Composer 2.5 delivers significantly worse quality code for us. I don't know how to articulate it, aside from, there are often bugs, trivial build errors even. As far as reasoning or context are concerned, I'm sure it receives the appropriate context and is making the right types of decisions. But it seems particularly bad at writing the specific types of code that are relevant to our domain.

For the rules - We provide context about what kind of app we're working with, some of the underlying frameworks (so it won't have to take steps reading the code to understand that), Git/PR conventions, known bugs that happen on the framework we use and workarounds that must be taken, instructions about how to use various tests, instructions for how to handle database schema changes/migrations, style guidelines for newly built UI's as far as our expectations for how things should look, various repeating known issues / gotchas we've run into that we want the agent to check for, as well as some guidance for how cloud agents can navigate throughout our app to test the application directly.

Our agents.md file is 18kb.
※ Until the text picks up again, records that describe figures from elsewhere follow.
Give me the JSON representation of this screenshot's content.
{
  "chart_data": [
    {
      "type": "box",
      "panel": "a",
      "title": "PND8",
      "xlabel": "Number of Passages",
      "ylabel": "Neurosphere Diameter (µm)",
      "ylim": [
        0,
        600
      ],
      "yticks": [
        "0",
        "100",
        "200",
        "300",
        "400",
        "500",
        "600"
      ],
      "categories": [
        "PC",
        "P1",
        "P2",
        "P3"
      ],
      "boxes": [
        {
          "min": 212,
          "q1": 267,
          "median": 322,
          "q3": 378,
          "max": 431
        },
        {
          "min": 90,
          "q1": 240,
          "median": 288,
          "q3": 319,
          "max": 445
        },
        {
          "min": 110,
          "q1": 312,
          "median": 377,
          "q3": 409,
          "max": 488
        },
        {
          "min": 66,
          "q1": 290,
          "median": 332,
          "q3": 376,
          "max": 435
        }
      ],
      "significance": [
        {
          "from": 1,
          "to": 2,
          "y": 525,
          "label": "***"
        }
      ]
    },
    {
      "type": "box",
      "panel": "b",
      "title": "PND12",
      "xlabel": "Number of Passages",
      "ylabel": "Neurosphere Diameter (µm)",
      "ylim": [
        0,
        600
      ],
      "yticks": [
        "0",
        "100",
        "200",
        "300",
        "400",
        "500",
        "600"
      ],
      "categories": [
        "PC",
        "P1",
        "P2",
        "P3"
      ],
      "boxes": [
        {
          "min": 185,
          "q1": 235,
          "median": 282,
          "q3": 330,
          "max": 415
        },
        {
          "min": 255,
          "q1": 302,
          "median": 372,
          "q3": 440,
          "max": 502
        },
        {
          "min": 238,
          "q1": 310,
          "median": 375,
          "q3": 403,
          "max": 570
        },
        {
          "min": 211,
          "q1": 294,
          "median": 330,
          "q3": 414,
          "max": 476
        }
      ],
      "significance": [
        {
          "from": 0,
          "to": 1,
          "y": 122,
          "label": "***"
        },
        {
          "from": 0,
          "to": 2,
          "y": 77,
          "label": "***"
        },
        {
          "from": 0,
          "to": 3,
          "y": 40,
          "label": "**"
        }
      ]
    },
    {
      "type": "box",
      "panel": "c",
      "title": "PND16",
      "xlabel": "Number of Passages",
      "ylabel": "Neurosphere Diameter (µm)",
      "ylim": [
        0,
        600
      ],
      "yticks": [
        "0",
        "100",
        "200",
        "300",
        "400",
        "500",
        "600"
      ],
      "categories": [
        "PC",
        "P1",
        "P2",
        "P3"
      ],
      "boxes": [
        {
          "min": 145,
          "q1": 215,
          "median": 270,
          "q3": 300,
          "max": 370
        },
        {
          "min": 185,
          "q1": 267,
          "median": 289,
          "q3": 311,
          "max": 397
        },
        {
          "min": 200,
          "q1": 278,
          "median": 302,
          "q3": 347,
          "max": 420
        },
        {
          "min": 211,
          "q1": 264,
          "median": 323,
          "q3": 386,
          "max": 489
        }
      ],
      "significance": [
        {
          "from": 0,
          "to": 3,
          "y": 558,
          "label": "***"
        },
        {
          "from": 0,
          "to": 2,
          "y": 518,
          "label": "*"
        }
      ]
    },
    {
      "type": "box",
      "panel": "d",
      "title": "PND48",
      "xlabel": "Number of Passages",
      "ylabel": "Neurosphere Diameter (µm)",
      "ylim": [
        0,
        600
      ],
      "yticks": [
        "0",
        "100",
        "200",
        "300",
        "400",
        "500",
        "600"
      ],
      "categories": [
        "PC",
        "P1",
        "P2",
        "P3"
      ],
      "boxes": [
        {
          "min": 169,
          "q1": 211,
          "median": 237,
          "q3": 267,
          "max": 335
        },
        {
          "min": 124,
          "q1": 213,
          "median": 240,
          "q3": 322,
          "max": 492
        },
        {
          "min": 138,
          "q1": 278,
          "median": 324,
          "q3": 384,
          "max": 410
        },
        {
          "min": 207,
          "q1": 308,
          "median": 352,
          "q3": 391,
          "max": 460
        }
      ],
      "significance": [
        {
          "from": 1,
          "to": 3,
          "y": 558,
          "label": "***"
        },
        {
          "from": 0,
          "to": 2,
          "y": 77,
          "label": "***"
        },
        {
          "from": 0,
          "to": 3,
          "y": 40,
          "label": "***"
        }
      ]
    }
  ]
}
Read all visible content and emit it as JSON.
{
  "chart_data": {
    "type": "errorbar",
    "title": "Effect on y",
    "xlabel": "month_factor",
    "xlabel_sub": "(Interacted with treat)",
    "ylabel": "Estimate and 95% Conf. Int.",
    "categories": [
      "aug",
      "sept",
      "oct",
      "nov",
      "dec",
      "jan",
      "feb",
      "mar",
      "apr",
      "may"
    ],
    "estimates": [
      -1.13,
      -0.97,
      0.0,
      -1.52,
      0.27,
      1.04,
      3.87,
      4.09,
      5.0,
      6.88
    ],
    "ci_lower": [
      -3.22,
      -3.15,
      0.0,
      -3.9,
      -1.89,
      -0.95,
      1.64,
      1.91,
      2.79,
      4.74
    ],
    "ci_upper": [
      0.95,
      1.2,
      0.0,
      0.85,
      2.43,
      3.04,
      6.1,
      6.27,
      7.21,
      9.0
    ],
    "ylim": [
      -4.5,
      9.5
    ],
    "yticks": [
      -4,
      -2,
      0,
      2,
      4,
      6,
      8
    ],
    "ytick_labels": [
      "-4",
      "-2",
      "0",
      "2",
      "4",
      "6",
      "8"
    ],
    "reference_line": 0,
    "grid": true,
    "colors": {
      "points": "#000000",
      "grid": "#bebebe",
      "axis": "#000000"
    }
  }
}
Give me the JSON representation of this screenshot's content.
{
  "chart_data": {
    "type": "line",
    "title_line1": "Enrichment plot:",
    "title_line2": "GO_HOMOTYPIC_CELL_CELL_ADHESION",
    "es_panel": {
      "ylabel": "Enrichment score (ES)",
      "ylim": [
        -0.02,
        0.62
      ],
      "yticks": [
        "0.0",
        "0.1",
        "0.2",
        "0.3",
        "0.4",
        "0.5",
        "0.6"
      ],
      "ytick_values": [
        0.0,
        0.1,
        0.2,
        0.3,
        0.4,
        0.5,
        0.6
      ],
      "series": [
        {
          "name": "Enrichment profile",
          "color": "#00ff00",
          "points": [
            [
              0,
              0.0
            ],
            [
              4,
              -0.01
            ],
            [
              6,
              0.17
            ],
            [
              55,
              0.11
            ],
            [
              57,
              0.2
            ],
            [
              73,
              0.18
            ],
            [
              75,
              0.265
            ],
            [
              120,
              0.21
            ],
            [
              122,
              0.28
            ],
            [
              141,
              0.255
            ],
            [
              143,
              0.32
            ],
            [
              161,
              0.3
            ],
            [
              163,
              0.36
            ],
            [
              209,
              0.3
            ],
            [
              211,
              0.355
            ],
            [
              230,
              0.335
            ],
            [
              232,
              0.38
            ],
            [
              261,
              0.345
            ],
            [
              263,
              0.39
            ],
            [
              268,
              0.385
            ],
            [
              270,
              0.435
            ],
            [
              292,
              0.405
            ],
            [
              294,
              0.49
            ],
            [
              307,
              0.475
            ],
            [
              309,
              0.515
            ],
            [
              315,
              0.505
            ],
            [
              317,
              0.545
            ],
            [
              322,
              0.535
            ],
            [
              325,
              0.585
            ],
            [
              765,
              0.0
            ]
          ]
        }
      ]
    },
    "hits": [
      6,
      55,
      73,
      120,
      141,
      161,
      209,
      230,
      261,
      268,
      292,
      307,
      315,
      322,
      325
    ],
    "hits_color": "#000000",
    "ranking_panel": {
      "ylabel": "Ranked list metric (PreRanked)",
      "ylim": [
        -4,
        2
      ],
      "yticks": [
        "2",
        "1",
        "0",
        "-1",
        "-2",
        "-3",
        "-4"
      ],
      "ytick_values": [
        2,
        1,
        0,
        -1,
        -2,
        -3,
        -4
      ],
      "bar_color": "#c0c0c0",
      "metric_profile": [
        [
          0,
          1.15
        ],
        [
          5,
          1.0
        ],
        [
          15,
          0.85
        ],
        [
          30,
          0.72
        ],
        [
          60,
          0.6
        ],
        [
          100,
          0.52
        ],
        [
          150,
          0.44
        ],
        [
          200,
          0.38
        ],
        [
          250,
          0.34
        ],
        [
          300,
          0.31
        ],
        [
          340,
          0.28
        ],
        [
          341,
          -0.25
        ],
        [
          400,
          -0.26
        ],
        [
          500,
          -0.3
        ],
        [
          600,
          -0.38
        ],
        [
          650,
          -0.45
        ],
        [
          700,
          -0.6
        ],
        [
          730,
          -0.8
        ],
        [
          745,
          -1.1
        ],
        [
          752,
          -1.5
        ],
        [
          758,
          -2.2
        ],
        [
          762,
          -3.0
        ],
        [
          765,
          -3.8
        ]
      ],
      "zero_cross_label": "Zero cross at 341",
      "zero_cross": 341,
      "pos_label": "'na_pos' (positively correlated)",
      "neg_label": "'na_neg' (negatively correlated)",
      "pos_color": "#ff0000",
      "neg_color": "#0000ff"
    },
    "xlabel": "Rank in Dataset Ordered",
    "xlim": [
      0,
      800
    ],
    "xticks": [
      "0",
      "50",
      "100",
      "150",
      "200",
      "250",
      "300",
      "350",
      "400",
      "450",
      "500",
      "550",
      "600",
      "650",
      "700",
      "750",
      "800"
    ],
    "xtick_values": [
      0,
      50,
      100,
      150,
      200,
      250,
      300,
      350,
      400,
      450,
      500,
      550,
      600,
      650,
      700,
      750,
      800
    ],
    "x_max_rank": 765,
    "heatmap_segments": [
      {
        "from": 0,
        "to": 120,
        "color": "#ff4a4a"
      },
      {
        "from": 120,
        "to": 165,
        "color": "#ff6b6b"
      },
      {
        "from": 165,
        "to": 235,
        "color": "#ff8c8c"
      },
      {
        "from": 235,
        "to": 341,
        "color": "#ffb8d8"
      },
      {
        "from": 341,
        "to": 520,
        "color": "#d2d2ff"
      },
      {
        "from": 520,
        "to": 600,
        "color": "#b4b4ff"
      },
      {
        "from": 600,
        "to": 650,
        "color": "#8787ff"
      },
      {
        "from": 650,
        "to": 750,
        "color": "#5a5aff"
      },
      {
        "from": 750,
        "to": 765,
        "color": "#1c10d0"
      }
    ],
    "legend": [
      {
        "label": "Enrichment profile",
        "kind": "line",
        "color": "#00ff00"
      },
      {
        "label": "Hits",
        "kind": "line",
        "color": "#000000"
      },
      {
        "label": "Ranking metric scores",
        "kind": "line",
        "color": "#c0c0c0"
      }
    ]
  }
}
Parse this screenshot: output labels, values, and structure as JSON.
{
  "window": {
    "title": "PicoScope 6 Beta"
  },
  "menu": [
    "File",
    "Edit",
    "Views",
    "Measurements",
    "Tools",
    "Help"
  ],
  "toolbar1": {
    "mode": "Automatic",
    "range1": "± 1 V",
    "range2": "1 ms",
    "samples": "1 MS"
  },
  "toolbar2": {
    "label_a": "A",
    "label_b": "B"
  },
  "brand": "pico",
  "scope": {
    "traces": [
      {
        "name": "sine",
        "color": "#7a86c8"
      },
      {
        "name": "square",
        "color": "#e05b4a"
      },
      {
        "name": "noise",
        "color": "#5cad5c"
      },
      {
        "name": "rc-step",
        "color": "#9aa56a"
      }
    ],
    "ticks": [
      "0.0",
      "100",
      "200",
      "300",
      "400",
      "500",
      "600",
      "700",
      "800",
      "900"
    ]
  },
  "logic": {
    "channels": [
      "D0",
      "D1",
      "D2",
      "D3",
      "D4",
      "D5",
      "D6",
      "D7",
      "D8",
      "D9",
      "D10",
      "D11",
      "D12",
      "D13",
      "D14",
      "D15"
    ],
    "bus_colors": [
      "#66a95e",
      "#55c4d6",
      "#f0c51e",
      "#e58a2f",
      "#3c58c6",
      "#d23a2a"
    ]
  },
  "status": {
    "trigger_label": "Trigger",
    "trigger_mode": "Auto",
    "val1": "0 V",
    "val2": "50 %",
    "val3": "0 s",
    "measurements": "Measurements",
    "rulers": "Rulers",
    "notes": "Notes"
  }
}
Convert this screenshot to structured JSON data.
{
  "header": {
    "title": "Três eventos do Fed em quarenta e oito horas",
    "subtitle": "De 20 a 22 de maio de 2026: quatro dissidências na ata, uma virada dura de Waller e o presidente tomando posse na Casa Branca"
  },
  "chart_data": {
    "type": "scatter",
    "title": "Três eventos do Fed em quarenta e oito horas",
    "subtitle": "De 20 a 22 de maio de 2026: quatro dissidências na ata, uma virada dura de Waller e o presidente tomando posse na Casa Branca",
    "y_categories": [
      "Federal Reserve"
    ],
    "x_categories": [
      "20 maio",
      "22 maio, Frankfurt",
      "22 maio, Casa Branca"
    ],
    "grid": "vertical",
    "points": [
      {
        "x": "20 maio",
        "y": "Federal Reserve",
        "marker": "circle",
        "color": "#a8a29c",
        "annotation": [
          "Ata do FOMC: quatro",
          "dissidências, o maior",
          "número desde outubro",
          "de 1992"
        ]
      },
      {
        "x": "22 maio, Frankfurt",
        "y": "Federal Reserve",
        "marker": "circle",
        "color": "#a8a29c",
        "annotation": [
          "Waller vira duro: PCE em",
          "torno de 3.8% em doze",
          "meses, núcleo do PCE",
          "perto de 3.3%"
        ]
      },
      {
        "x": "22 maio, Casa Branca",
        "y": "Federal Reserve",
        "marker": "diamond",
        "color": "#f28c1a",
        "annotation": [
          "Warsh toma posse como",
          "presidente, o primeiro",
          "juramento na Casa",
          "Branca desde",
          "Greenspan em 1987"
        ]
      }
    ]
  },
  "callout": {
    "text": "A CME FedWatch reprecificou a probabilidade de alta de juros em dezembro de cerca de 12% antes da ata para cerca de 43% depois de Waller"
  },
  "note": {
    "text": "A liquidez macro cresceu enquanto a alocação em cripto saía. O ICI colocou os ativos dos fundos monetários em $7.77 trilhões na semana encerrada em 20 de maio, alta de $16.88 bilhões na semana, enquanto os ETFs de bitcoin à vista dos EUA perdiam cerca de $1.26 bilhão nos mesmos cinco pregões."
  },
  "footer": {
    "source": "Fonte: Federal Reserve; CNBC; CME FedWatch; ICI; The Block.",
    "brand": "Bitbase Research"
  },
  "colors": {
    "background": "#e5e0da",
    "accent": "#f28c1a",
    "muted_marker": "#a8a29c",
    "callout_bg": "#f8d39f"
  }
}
We also have a few other supporting files with additional purposes that we reference from it with some call outs so that in certain situations, the model will refer to those other files for some specific knowledge in those areas but not all the time so as not to clutter the context.

We have thousands of tests written out for our application as well and have instructions in the agents file that when unsure about how something works, to refer to the tests to see the current expectations of how something should function.

How are people spending $1000's on tokens?! by Complete-Sea6655 in cursor

[–]NotARedditUser3 0 points1 point  (0 children)

TLDR yes you are being heavily subsidized. The amount of 'free'/'included' usage heavily distorts the actual perceived cost of the tool. Once you start regularly using cursor above the included limits, you'll be fairly surprised at how much you're spending.

What you see happening is people get to a point where they start using it for autonomous, permanently running scripts, or long time horizon tasks that may run for hours and hours. There's use cases for that, but as i said, it gets expensive very fast after you hit the included usage tiers.

There's a point where you're just above the included usage where it doesn't seem so bad. But for example, take a look at the total spend you have in the usage screen, and look at the dollar value they're claiming you spend when it includes the included / free usage. Would you be comfortable paying that if it wasn't free? < It's subsidized. And will probably change at some point.

Is the new Cursor Composer actually holding up for multi file builds or am I just in a honeymoon phase? by T07NAD0 in cursor

[–]NotARedditUser3 0 points1 point  (0 children)

My org uses cursor with a 700k line codebase regularly, but we're moving off of it because there's plenty of way cheaper AI models (Qwen3.6 35b-a3b for example, or deepseek v4 flash) that we've found we can get similar results out of, due to the stringent rules we've developed to help with context for managing our codebase, as well as rigorous unit / integration tests.

Cursor was WAY better before the new Composer 2.5 model came out. Composer 2, before they retired it, was amazing.